Fig. 5.

Topological pattern evolution process during GUV adhesion and patch formation monitored with Alexa 488 labelled 24mer DNA by epi-fluorescence microscopy. GUVs displaying Alexa 488 labelled 24mer and unlabelled 48mer were bound on a supported bilayer displaying the complementary DNA where they flatten and rupture to form patches (see Fig. 1). (A) A tethered patch was formed, then the DNA tethers were un-hybridized by removing salt, and DNA hybridization was re-initiated by adding salt so that initial state of segregation in the tethered patches could be observed under controlled conditions. The DNAs become uniformly distributed after several minutes incubation in deionized water (no salt), then the salt was added, and after a few seconds, the patch became slightly rough, which is set as 0 sec. The segregation by tether length occurred rapidly, forming small 24mer (bright) and 48mer domains (~ 3 sec). The randomly distributed small domains gradually merged and became rounder in shape (~ 7 min); this segregation process continued, but became very slow after 10 min.
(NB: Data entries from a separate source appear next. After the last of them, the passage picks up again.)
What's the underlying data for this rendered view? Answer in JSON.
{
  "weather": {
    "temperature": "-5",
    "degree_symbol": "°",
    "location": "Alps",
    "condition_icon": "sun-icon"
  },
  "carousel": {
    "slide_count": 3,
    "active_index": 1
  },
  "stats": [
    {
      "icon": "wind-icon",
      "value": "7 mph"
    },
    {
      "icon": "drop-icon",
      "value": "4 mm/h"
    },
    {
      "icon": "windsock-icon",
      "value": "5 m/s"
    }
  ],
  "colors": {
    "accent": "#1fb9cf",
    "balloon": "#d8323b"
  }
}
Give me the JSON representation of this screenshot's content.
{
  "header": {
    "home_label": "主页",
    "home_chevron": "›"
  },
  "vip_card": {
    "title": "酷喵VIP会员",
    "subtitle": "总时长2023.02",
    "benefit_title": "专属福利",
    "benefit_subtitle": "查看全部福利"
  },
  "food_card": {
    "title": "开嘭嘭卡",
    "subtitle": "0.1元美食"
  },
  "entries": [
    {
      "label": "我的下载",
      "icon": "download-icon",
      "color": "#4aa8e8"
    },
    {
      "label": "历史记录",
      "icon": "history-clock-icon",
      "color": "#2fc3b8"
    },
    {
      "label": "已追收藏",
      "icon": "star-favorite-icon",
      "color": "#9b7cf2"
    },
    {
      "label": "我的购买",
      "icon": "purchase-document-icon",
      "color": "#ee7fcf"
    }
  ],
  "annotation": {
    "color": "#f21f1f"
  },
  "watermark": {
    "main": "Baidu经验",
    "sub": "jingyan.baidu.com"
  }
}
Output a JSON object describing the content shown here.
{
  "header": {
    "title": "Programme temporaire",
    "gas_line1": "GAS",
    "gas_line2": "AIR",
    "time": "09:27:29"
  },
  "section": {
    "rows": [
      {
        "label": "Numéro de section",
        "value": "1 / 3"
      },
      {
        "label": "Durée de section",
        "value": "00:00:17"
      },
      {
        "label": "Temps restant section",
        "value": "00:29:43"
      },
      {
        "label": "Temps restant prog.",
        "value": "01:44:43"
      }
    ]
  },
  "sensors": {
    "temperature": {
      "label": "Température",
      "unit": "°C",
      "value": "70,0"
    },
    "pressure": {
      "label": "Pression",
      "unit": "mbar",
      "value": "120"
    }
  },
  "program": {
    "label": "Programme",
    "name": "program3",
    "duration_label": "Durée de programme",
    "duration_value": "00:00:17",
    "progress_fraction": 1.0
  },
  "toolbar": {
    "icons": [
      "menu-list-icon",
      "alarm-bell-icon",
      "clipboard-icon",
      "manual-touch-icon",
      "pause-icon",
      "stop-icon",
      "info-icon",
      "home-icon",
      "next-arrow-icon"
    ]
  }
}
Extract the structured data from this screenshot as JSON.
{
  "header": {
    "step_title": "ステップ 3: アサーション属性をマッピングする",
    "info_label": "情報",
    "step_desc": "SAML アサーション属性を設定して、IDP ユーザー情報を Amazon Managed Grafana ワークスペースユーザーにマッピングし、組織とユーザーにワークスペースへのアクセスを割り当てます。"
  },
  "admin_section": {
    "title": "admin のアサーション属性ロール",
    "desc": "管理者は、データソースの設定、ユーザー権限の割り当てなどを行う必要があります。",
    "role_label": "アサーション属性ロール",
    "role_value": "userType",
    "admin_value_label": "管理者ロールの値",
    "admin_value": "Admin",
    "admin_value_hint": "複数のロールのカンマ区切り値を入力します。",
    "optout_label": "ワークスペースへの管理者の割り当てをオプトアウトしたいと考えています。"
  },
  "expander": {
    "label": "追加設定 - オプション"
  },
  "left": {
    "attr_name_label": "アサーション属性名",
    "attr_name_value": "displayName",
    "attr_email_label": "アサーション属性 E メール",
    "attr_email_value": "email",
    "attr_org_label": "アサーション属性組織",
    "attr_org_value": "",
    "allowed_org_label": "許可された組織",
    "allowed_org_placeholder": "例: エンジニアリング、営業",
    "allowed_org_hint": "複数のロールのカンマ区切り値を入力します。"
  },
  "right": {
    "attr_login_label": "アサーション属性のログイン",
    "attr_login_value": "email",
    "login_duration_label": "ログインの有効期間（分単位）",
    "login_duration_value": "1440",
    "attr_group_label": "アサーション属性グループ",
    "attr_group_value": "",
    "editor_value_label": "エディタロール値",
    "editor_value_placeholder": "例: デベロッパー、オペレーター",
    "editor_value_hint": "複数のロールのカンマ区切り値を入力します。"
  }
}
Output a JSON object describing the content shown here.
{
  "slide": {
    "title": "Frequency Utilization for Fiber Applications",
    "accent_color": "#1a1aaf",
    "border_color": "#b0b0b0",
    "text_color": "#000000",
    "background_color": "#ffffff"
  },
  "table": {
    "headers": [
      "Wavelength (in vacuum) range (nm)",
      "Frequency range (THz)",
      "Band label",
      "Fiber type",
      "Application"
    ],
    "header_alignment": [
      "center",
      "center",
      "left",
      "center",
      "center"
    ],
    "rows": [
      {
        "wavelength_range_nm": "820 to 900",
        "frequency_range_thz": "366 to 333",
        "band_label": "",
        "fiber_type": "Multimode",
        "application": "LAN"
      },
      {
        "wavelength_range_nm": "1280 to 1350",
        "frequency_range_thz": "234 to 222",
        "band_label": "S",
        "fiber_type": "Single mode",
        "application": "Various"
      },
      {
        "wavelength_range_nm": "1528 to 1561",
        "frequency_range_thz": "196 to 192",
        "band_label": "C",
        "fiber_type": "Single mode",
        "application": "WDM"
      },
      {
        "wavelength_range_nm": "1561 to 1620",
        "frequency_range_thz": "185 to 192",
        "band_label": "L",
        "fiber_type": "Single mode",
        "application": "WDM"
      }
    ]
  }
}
The surface topology of the segregated patch is reconstituted for enhanced contrast by using ImageJ (v2.41) interactive 3D surface plot plug-in with thermal colour scale (red is high and blue is low). Inverted brightness was used for the patch area to depict realistic domain height – making the higher 48mer region brighter. The black and white inset is the original image at 40 min for reference. (B) Initial domain formation process as a GUV flattens and the binding area expands. Initially, circular bright 24mer domains were generated, arranged roughly concentrically (0~133sec). After the GUV ruptured and formed a patch (see Fig. 1), the circular 24mer domains became amorphous, and small segregated topological domains develop in new binding regions (138 sec). The new domains then started to merge with the already formed domains inside (~200 sec). Scale bar is 3 µm for (A) and 10 µm for (B).